Please let me know what I might be misunderstanding. How can I optimize such a query for a table containing a few million rows?

Important information about the structure of the data:

  • The timestamps used in BETWEEN are 99% of the time similar to "last 2 weeks" or "last month". In some cases, the BETWEEN will end up selecting up to 99% of the rows, but very rarely will it select 100% of them.

  • The textCol column can be incredibly varied or incredibly regular. In some cases, out of let's say 3 million rows there'll be 2.9 million unique textCol values. In other cases for the same number of rows there'll be only 30,000-100,000 unique textCol values.

I'm using Postgres 9.4, but upgrading to 9.5 is feasible as long as the performance gains can justify it.

Best Answer

Idea 1

Judging by their names, the columns "denormalizedData" and "hugeText" seem to be comparatively big, probably many times as big as the columns involved in your query. Size matters for big queries like this. Very big values (> 2kb) for text or jsonb get "toasted", which can avert the worst. But even the remainder or smaller values stored inline can be several times as big as the columns relevant to your query, which span around 100 bytes.

Related:

Splitting columns relevant to the query into a separate 1:1 table might go a long way. (Depends on the complete situation. You add some storage overhead for another row header and another PK and writing to the tables gets a bit more complicated and expensive.)

Idea 2

Also (like you confirmed) only 4 columns are relevant to determine the top 50.

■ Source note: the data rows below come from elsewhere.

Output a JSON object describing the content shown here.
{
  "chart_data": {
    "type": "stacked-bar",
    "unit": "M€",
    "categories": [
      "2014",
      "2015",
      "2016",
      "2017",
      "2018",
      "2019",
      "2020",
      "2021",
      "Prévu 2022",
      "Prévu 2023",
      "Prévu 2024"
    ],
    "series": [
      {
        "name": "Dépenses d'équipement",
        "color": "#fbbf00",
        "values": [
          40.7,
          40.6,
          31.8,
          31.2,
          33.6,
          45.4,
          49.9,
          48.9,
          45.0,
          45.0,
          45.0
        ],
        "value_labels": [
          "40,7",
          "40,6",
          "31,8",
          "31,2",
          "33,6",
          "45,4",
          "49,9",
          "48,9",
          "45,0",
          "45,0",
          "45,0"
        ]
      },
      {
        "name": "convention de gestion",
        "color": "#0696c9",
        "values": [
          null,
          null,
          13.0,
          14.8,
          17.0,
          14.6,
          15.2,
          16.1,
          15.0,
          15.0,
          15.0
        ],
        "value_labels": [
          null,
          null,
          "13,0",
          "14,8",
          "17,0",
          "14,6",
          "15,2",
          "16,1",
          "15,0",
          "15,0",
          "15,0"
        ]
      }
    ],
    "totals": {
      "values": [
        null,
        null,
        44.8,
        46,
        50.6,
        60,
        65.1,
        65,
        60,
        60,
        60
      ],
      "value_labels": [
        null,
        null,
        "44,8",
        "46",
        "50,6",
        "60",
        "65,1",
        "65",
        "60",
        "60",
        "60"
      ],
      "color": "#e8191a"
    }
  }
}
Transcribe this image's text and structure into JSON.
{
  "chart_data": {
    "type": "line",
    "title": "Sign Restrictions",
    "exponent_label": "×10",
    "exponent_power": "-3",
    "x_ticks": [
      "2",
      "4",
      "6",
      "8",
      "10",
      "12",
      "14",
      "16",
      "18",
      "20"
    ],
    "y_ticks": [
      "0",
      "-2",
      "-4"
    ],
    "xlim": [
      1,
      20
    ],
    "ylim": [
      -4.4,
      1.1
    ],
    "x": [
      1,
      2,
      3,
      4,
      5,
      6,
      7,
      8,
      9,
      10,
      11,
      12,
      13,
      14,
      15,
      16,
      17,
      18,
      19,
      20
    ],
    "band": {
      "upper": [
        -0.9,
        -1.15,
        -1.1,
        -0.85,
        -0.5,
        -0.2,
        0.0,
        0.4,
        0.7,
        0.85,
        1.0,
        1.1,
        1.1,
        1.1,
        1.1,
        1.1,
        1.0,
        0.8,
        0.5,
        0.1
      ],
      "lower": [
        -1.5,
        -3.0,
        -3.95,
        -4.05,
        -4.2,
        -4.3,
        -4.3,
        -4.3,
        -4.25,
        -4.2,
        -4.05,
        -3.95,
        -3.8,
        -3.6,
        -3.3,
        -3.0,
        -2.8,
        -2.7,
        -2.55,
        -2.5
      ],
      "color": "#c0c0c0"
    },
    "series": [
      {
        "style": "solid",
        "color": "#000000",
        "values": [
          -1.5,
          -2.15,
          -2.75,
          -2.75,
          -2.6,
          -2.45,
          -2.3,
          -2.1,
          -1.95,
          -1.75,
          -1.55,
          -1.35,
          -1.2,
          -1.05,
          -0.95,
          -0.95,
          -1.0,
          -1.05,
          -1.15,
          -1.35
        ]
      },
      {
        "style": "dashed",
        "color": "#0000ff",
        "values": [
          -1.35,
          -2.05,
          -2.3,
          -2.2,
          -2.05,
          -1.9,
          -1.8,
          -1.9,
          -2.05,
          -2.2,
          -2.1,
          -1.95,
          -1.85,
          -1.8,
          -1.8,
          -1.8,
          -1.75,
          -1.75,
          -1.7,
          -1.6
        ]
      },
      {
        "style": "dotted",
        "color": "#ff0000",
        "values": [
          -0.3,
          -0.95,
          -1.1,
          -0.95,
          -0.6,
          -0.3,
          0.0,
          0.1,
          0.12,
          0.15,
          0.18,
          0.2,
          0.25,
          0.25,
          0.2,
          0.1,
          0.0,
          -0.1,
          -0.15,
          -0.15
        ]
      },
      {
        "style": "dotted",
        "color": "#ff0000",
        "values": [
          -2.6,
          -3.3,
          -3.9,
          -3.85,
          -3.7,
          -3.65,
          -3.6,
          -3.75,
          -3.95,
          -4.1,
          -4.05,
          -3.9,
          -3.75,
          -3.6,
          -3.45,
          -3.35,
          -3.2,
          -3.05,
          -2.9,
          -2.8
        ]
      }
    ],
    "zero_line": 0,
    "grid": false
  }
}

You might have an angle there for a much smaller materialized view (MV) containing just those columns plus "timestampCol" and "textCol" and only the "last 2 weeks" or "last month" of data. Run a fast query on the MV to identify the top 50 "textCol" and only retrieve those rows from the big table. Or, to be precise, just the additional columns not contained in your MV - you get sums for those in the first step.

You only need an index on ("textCol") for the big table. And another one on ("timestampCol") for the MV - which would only be used for instances of your query with a selective WHERE clause. Else, it will be cheaper to sequentially scan the whole MV.

If many of your queries cover the same period of time, you might go one step further: only save one row per "textCol" in the MV with pre-aggregated sums (maybe two or more MV for a couple of frequently used time periods). You get the idea. That should be much faster, yet.

You might even create the MVs with the whole result set and refresh before the first new query for the day.

Depending on exact numbers, you might combine both ideas.